Tercatat, pada tahun 2018 babak penyisihan diikuti 3.137 peserta kelas 4 dan 5 SD. Antusiasme tersebut terlihat dari jumlah perwakilan provinsi yang hadir, di antaranya: Provinsi Riau, Provinsi Sumatera Selatan, Provinsi Banten, Provinsi Jawa Barat, Provinsi Jawa Tengah, Provinsi Jawa Timur, Provinsi Bali, Provinsi Nusa Tenggara Barat, Provinsi Kalimantan Timur, Provinsi Sulawesi Tengah, dan Provinsi Sulawesi Selatan.

OMSI adalah kompetisi bertaraf nasional yang  mengombinasikan tes ujian terhadap penguasaan bidang studi matematika dan sains. Lomba ini sangat cocok bagi siswa kelas 4 -  5 SD/Sederajat yang menginginkan tantangan berbeda.

Menurut pantauan kontributor Bogorplus.com, pada babak final kali ini, peserta mengerjakan 18 soal matematika (8 pilihan ganda, 8 isian singkat, dan 2 uraian), serta 22 soal IPA (12 pilihan ganda, 8 isian singkat, dan 2 uraian) dalam waktu 120 menit. Dan, panitia memberikan hadiah cukup menarik. Selain piala, uang tunai, dan sertifikat, KPM memberikan program pembinaan gratis dalam rangka seleksi menuju IMSO 2018 bagi peraih juara umum dan medali emas.

Acara yang dimulai pukul 08.00 WIB ini, berlangsung sampai pukul 15.00 WIB. Ragam acara hiburan dan ice breaking disajikan panitia untuk menambah suasana menjadi ceria dan terhibur. Disela-sela peserta mengikuti tes, para orang tua dan pendamping mengikuti acara seminar dengan tema “Melejetikan Potensi Anak dengan Cara Berpikir Suprarasional”.

Wakil Pimpinan Klinik Pendidikan MIPA, H. Moh Arodhi menerangkan bahwa KPM Menyelenggarakan event OMSI, sebagai salah satu upaya memberikan kesempatan dan menjaring pelajar Indonesia untuk tampil di kancah internasional, yakni mengikuti IMSO di Cina, pada tanggal 28 September - 3 Oktober 2018.

“Karena KPM mendapatkan kesempatan dan dipercaya bisa mengirimkan delegasi atas nama KPM. Maka, kesempatan ini kami wujudkan dengan menggelar seleksi terbuka (melalui OMSI) agar para pelajar yang lain memiliki kesempatan,” ujar Pak Arodhi.
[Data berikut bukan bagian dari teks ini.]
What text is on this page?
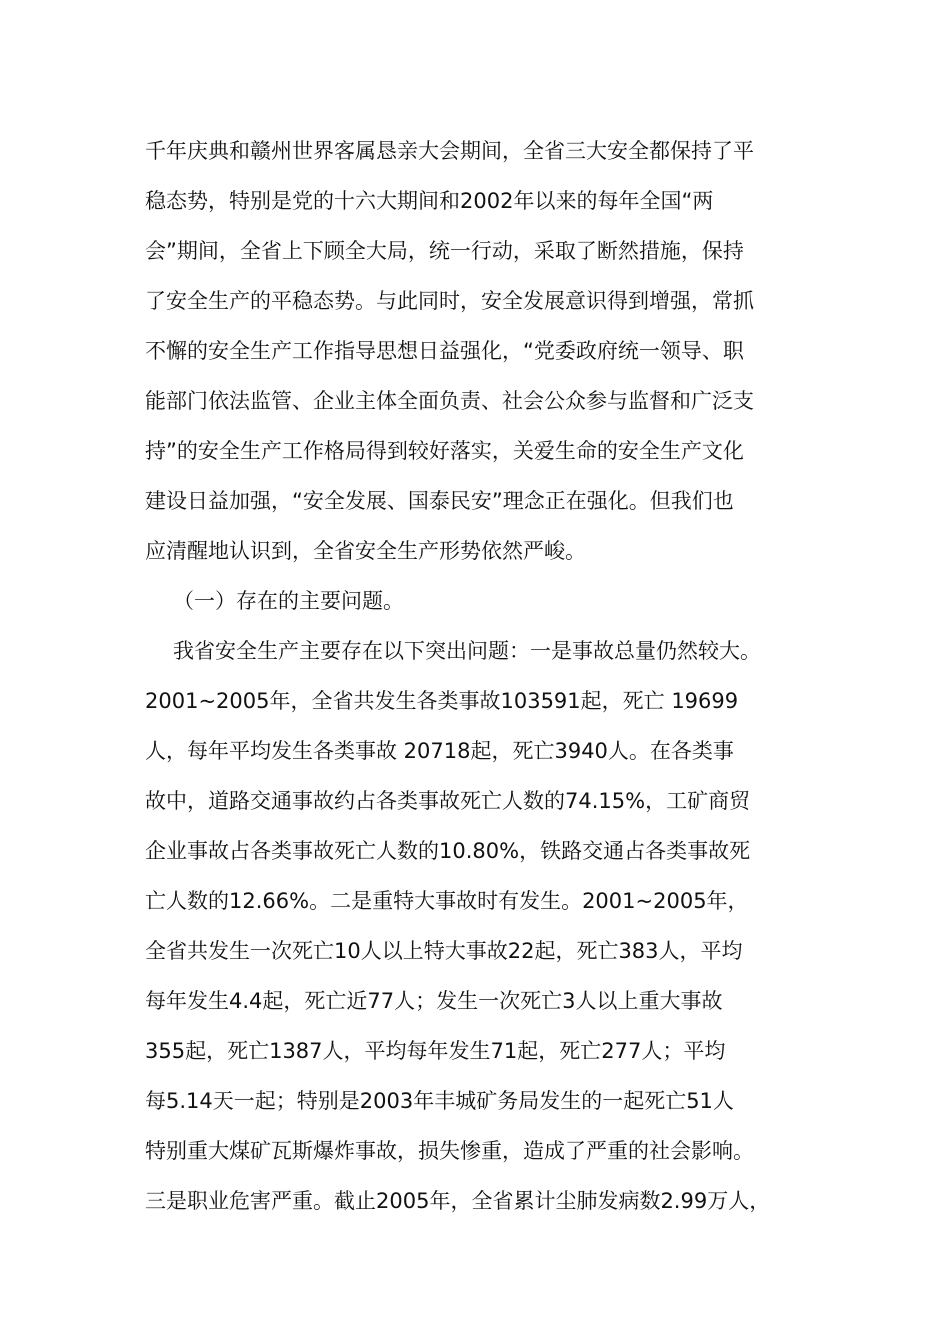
千年庆典和赣州世界客属恳亲大会期间，全省三大安全都保持了平
稳态势，特别是党的十六大期间和2002年以来的每年全国“两
会”期间，全省上下顾全大局，统一行动，采取了断然措施，保持
了安全生产的平稳态势。与此同时，安全发展意识得到增强，常抓
不懈的安全生产工作指导思想日益强化，“党委政府统一领导、职
能部门依法监管、企业主体全面负责、社会公众参与监督和广泛支
持”的安全生产工作格局得到较好落实，关爱生命的安全生产文化
建设日益加强，“安全发展、国泰民安”理念正在强化。但我们也
应清醒地认识到，全省安全生产形势依然严峻。
（一）存在的主要问题。
我省安全生产主要存在以下突出问题：一是事故总量仍然较大。
2001~2005年，全省共发生各类事故103591起，死亡 19699
人，每年平均发生各类事故 20718起，死亡3940人。在各类事
故中，道路交通事故约占各类事故死亡人数的74.15%，工矿商贸
企业事故占各类事故死亡人数的10.80%，铁路交通占各类事故死
亡人数的12.66%。二是重特大事故时有发生。2001~2005年，
全省共发生一次死亡10人以上特大事故22起，死亡383人，平均
每年发生4.4起，死亡近77人；发生一次死亡3人以上重大事故
355起，死亡1387人，平均每年发生71起，死亡277人；平均
每5.14天一起；特别是2003年丰城矿务局发生的一起死亡51人
特别重大煤矿瓦斯爆炸事故，损失惨重，造成了严重的社会影响。
三是职业危害严重。截止2005年，全省累计尘肺发病数2.99万人，
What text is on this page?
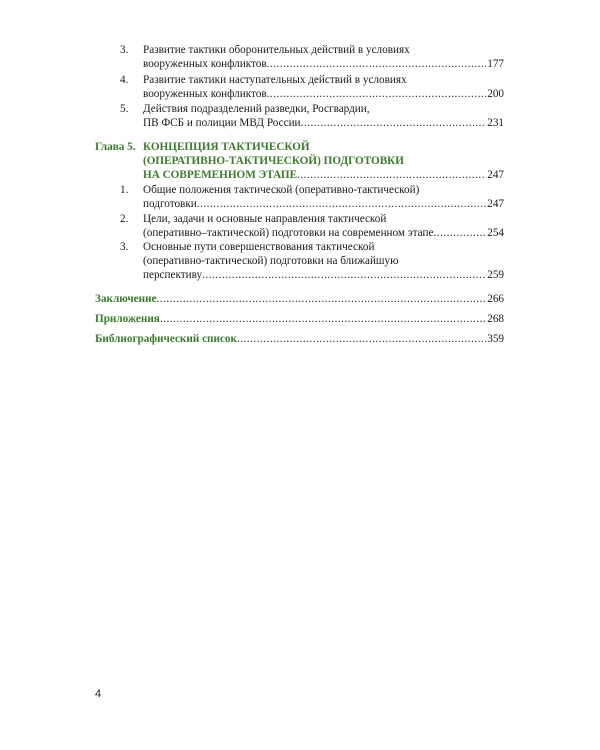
3. Развитие тактики оборонительных действий в условиях
вооруженных конфликтов .....	177
4. Развитие тактики наступательных действий в условиях
вооруженных конфликтов .....	200
5. Действия подразделений разведки, Росгвардии,
ПВ ФСБ и полиции МВД России .....	231
Глава 5. КОНЦЕПЦИЯ ТАКТИЧЕСКОЙ
(ОПЕРАТИВНО-ТАКТИЧЕСКОЙ) ПОДГОТОВКИ
НА СОВРЕМЕННОМ ЭТАПЕ .....	247
1. Общие положения тактической (оперативно-тактической)
подготовки .....	247
2. Цели, задачи и основные направления тактической
(оперативно–тактической) подготовки на современном этапе .....	254
3. Основные пути совершенствования тактической
(оперативно-тактической) подготовки на ближайшую
перспективу .....	259
Заключение .....	266
Приложения .....	268
Библиографический список .....	359
4
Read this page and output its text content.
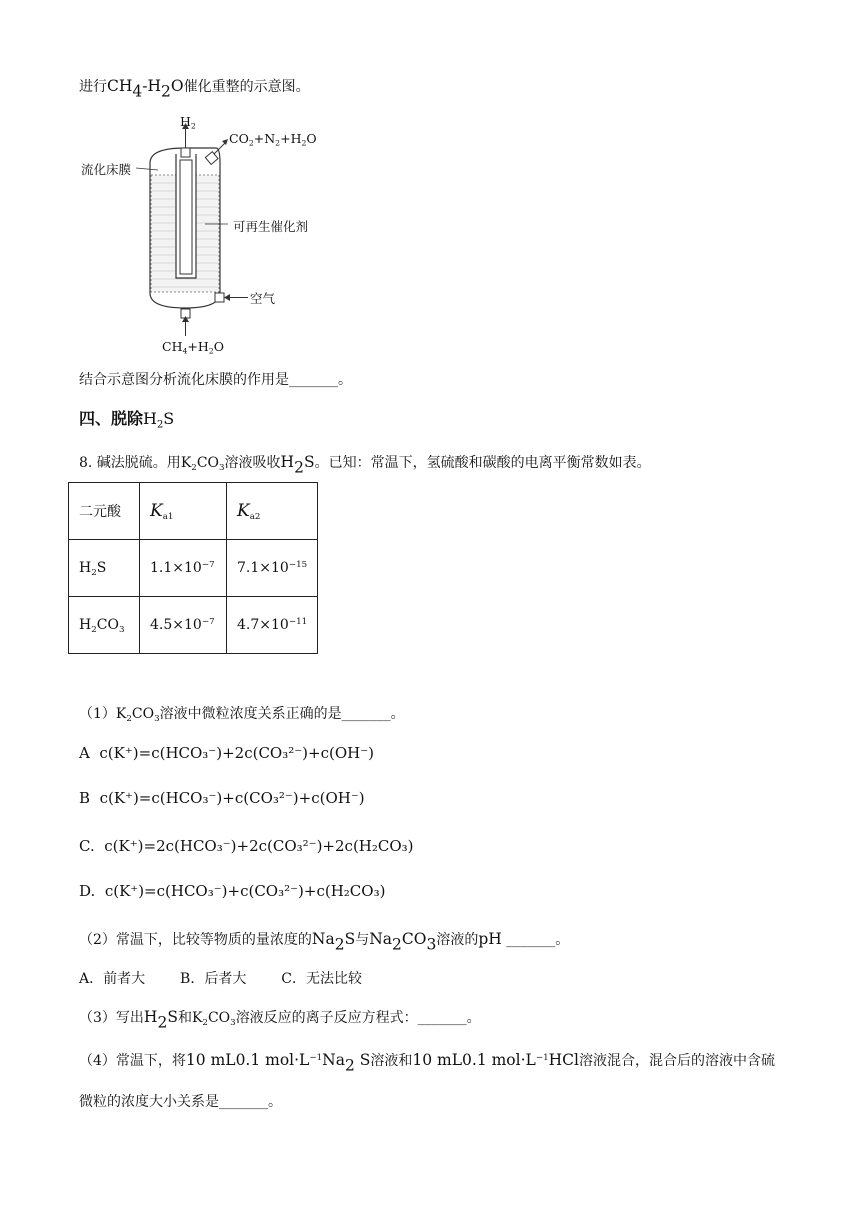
进行$CH_4-H_2O$催化重整的示意图。
$H_2$
$CO_2+N_2+H_2O$
流化床膜
可再生催化剂
空气
$CH_4+H_2O$
结合示意图分析流化床膜的作用是_______。
四、脱除$H_2S$
8. 碱法脱硫。用$K_2CO_3$溶液吸收$H_2S$。已知：常温下，氢硫酸和碳酸的电离平衡常数如表。
二元酸	$K_{a1}$	$K_{a2}$
$H_2S$	$1.1\times 10^{-7}$	$7.1\times 10^{-15}$
$H_2CO_3$	$4.5\times 10^{-7}$	$4.7\times 10^{-11}$
$(1)K_2CO_3$溶液中微粒浓度关系正确的是_______。
A c(K⁺)=c(HCO₃⁻)+2c(CO₃²⁻)+c(OH⁻)
B c(K⁺)=c(HCO₃⁻)+c(CO₃²⁻)+c(OH⁻)
C. c(K⁺)=2c(HCO₃⁻)+2c(CO₃²⁻)+2c(H₂CO₃)
D. c(K⁺)=c(HCO₃⁻)+c(CO₃²⁻)+c(H₂CO₃)
（2）常温下，比较等物质的量浓度的$Na_2S$与$Na_2CO_3$溶液的pH _______。
A．前者大 B．后者大 C．无法比较
（3）写出$H_2S$和$K_2CO_3$溶液反应的离子反应方程式：_______。
（4）常温下，将10 mL0.1 $mol\cdot L^{-1}Na_2$ S溶液和10 mL0.1 $mol\cdot L^{-1}HCl$溶液混合，混合后的溶液中含硫
微粒的浓度大小关系是_______。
“Terlebih, biasanya yang dapat menapaki panggung IMSO adalah hanya para pelajar yang didominasi dari perhelatan OSN, imbuhnya.
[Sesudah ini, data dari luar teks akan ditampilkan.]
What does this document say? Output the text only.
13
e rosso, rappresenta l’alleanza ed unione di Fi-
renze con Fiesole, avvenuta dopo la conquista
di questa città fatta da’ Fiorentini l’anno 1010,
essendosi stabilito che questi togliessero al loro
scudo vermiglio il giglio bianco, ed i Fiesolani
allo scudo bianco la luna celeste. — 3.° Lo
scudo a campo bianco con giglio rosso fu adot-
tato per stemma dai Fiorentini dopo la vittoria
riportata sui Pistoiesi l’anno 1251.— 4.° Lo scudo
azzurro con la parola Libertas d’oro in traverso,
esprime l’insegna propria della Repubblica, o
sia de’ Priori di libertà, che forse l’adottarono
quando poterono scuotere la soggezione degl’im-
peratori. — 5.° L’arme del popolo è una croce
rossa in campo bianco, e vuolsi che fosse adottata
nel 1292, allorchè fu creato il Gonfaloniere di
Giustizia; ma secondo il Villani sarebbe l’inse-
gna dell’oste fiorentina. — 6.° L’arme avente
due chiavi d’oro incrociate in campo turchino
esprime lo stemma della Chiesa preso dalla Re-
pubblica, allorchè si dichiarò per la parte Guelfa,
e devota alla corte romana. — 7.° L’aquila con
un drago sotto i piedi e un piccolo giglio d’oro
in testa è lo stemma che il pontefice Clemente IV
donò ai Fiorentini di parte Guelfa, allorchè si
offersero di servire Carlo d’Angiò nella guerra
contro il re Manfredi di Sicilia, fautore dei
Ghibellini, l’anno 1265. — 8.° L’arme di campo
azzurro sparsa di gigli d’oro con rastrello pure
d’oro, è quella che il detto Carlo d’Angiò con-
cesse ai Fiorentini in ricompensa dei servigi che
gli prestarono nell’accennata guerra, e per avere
Disamping menjadi wadah seleksi menuju kompetisi internasional, OMSI juga diharapkan menjadi sarana membangun karakter. “Kita ketahui, setiap perhelatan lomba, para pelajar sibuk dengan aktivitas belajar dan berdoa.  Hal seperti ini, terkadang hanya dilakukan pada momen tertentu saja. Dengan kehadiran OMSI diharapkan menjadi sarana menumbuhkembangkan lagi semangat rutin belajar dan beribadah dalam rangka meraih kesuksesan dengan mengoptimalkan 3 antena kehidupan (akal, hati dan panca indera) lewat cara berpikir suprarasional,” jelas Pak Arodhi.